= Ammarik =

Eblaite mountain god

Ammarik, also transcribed as Ammarig or Hammarigu, was a god worshiped in Ebla in the third millennium BCE. He was most likely a deified mountain.

After the fall of Ebla, he was incorporated into the pantheon of the Hurrians.

==Character==
Ammarik was most likely a deified mountain in origin. It is possible that the corresponding landmark is located to the northwest of Ebla, in the proximity of Church of Saint Simeon Stylites. According to Hittite documents, it was located in the land of Mukish. A proposed identity is Mount Simeon, which according to Alfonso Archi is visible from Ebla. In a Hittite document dealing with the borders of the areas under the control of Carchemish, Ammarik is mentioned as a mountain, designated with the determinative ḪUR.SAG.

In later periods, the mountain was apparently seen as the residence of a weather deity, as evidenced by the annals of Ḫattušili I.

==Ammarik and Adarwan==
In a ritual text from Ammarik occurs next to Adarwan, most likely also a deified mountain. Alfonso Archi considers him to be a god, but Volkert Haas describes Adarwan simply as the "numen" of Ammarik. A village sharing the god's name, A-dar-a-nu^{ki}, is also attested in the Ebla texts. Similarly, a village named after another deified mountain, Saggar, also existed.

An Eblaite incantation (ARET 5.16) refers to ^{d}A-dar-wa-an BE ti_{8}^{MUŠEN}.ti_{8}^{MUŠEN}, "Adarwan, lord of the eagles." Eagles were also a symbol of other mountain gods in ancient Syria and Anatolia, for example a Hittite text describing the appearance of various deities mentions that the cult statue of the mountain god Kuwarri was accompanied by an iron eagle, while an eagle made out of ivory was an attribute of Iškiša. Documentation pertaining to the hišuwa festival mentions an eagle who sat on the shoulder of the mountain god Manuzi, Eribuški.

==Worship==
in Ebla, two golden bracelets were annually offered to Ammarik and Aštabi. A single instance of a mace being offered to him is also known. He was one of the gods associated with figurines of silver human-faced bulls according to the Eblaite texts, the other ones being Hadda, Resheph and Hadabal. In one offering list Ammarik appears alongside some of the most commonly mentioned Eblaite gods, such as Aštabi, Hadabal (of Luban), Ala (of Zik), Resheph (of Si'am) and Hadda.

Ammarik, as well as an otherwise unknown deity named Dunnān, appear in an Eblaite incantation imploring the weather god Hadda to destroy evil with hail. Ammarik is specifically asked to help Hadda destroy snakes. Daniel Schwemer notes that if the common assumption about Ammarik's character is correct, this might be the oldest attestation of an association between weather gods and mountains in the entire region.

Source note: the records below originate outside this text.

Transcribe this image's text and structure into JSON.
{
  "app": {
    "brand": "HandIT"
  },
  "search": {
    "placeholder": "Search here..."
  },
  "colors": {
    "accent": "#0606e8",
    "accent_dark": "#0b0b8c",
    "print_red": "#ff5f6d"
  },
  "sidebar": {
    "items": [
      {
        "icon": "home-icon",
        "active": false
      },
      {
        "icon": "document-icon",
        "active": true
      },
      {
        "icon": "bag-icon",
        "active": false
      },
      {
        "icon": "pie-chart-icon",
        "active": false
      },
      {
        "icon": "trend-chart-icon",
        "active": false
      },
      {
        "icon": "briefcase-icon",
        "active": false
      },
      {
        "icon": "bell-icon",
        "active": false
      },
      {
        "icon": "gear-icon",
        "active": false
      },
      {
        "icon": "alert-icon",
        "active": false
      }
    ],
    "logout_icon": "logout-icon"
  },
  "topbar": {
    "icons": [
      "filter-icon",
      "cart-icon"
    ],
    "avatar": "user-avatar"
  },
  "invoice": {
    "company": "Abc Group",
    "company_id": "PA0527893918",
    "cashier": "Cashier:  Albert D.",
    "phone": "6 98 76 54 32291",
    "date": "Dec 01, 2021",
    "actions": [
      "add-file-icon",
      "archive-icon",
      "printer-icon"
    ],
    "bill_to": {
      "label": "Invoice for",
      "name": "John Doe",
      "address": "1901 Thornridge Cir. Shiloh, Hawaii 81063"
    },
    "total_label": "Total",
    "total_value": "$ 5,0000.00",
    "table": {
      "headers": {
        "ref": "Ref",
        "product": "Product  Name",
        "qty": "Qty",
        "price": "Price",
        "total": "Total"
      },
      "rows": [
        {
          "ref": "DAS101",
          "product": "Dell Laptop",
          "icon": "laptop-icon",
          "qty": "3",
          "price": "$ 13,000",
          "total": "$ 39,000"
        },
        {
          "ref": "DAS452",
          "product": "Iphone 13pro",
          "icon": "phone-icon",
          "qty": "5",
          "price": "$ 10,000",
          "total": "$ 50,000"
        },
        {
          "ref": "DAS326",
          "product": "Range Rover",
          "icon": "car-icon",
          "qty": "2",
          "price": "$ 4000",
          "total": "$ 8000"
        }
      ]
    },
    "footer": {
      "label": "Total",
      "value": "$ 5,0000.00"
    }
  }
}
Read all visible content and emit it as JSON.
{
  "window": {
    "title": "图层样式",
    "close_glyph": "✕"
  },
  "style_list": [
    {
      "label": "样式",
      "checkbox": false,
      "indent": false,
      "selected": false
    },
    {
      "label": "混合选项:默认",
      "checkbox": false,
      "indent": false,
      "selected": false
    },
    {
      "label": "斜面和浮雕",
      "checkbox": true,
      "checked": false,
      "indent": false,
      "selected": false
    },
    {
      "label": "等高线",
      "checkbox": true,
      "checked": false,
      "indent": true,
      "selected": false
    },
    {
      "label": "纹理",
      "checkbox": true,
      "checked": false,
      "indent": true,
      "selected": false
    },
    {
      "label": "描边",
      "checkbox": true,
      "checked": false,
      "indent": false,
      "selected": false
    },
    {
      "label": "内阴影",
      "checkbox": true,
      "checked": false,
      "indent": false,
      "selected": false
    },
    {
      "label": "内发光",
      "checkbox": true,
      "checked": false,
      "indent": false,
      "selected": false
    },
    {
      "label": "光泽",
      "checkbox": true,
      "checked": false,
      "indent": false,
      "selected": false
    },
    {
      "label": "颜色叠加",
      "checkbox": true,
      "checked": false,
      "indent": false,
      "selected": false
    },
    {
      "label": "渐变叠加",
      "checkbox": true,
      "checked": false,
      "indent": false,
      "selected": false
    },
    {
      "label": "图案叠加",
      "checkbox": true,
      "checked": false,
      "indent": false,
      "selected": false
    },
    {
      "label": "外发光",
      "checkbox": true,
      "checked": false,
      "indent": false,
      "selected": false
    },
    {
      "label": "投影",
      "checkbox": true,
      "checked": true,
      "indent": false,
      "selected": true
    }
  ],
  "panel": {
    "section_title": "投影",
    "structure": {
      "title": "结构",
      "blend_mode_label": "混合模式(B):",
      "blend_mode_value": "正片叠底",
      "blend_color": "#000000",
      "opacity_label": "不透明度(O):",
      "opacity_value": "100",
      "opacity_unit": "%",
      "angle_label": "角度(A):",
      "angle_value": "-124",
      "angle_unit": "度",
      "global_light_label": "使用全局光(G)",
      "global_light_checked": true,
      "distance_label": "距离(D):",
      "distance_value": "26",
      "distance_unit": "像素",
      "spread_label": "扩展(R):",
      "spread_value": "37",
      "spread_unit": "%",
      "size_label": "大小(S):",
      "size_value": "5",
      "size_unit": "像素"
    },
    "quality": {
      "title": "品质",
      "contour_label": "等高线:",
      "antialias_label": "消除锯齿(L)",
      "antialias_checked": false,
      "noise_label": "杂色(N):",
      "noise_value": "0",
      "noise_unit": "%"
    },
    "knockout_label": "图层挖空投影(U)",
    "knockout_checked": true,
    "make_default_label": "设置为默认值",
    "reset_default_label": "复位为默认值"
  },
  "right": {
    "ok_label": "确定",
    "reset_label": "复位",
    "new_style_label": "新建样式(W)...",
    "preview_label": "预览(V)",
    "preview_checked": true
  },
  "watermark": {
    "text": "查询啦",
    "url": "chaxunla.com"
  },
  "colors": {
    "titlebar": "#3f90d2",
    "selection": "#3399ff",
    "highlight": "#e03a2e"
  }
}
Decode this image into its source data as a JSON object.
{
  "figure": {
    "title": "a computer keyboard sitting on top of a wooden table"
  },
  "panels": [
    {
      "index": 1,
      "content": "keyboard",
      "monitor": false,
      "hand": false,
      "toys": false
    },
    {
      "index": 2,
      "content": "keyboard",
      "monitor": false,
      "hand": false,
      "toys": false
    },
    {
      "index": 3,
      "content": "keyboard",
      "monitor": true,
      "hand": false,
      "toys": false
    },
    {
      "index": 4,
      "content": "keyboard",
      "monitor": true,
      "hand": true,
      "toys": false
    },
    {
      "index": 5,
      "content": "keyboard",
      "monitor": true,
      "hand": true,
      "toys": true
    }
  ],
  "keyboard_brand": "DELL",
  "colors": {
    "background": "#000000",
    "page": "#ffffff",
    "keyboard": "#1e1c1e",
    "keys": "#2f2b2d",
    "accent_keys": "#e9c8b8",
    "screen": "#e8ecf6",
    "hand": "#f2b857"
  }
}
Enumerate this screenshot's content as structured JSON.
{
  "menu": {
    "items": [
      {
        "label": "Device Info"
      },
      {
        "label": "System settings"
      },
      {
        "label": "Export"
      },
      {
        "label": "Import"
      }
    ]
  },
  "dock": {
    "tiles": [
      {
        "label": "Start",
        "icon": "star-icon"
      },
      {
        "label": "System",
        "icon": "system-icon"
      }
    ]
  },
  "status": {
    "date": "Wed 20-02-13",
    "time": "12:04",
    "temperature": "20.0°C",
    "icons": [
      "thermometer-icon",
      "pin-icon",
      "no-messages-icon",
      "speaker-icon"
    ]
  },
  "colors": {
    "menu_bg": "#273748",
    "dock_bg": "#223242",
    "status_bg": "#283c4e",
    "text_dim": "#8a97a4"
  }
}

===Hurrian and Hittite reception===
Alfonso Archi proposes that after the fall of Ebla Ammarik was among the deities who did not retain their former position in the religion of the Amorites, who became the dominant culture in Syria. He lists Adamma, Aštabi, Šanugaru and Halabatu as other similar examples. He assumes that they were reduced to the status of deities of at best local significance, and as a result were easily incorporated into the religion of the Hurrians when they arrived in the same area a few centuries later. Ammarik is attested in Hurrian texts from Hattusa.

Ḫattušili I brought a statue of a storm god named Armaruk in Hittite from conquered Hurrian city Haššuwa. Armaruk or "lord of Armaruk" corresponds to Ammarik.